YES Bank to expand ESOP pool to 225 mn shares\, fix MD-CEO pay at Rs 2.8 cr

YES Bank to expand ESOP pool to 225 mn shares, fix MD-CEO pay at Rs 2.8 cr

Lender is yet to hear RBI on CEO's variable compensation

Topics
YES Bank | Esops

Abhijit Lele  |  Mumbai 

YES bank
It has also proposed salary of Rs 25 lakh per annum plus perquisite to Sunil Mehta, non-executive chairman of bank

Private sector lender will enhance pool of share in Employee Stock Option Plan (ESOP) to 225 million shares from 75 million to grant them to employees, to attract and retain its executives and ensure they avoid poaching.

It also proposed the fixed remuneration of Rs 2.84 crore a year for its managing director and chief executive Prashant Kumar, according to the notice for Annual general Meeting of shareholders slated for September 10. The AGM is to be held through video-conferencing/other audiovisual means.

The components of fixed remuneration include basic salary of Rs 45 lakh per annum, other allowances of Rs 1.05 crore, perquisites and retirals (PF & Gratuity), and other benefits.

RBI has approved the fixed remuneration for the MD & CEO and would send a separate communication on variable pay. MD & CEO compensation, which comprises fixed pay and variable pay, was in alignment with RBI guidelines on compensation of top managers, including whole-time directors/CEOs of private banks, the lender said.

It has also proposed salary of Rs 25 lakh per annum plus perquisite to Sunil Mehta, non-executive chairman of bank.

Elaborating on expanding the ESOP pool, the bank said it has granted options under the said scheme and the balance is nearing exhaustion. A fresh infusion into the ESOP pool was required for the purpose of hiring and retaining critical talent that needs to be ring-fenced to avoid poaching by the competition and other organisations.

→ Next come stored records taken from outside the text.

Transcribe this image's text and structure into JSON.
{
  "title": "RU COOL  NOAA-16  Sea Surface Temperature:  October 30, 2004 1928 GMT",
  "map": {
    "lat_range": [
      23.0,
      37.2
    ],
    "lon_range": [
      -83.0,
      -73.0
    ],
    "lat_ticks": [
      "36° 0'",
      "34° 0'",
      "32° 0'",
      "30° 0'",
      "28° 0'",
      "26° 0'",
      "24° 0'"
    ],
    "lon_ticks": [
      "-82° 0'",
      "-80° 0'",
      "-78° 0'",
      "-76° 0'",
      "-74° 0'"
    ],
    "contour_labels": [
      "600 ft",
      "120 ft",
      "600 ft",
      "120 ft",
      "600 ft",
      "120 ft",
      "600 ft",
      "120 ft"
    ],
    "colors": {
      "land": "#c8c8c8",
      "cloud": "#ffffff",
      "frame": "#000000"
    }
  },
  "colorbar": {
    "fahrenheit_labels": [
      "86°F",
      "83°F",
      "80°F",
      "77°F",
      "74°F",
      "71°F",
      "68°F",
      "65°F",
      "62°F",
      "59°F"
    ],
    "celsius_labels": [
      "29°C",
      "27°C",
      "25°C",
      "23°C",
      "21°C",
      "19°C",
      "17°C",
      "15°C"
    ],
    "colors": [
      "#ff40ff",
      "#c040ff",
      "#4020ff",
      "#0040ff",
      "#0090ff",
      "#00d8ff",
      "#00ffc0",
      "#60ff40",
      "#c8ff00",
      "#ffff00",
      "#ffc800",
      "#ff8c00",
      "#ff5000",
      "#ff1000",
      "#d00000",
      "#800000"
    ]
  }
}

The ESOP pool scheme consists of the existing pool of 75 million equity stock options plus proposed 105 million equity stock options, taking the total ESOP pool to 225 million equity stock options.

The enhancement in the ESOP pool was in no way any guarantee of allotment of ESOP and is merely an enabling provision. The actual grant of would be subject to the performance of the Bank, Business unit and the individual and other regulatory norms.

The bank has faced multitude of challenges in the last few quarters including the ongoing global Covid-19 impact. In this phase of the bank life cycle, it is imperative that the employees continue to remain motivated and partner in initiatives to bring the Bank back to normalcy and accelerate its growth.

Also, RBI’s revised norms (November 2019) for compensation to top managers requires that at least 50 per cent of the variable pay should be in the form of ESOP or Stock linked instruments. Hence, the Bank will need to maintain an adequate ESOP pool to implement the revised compensation structure year on year.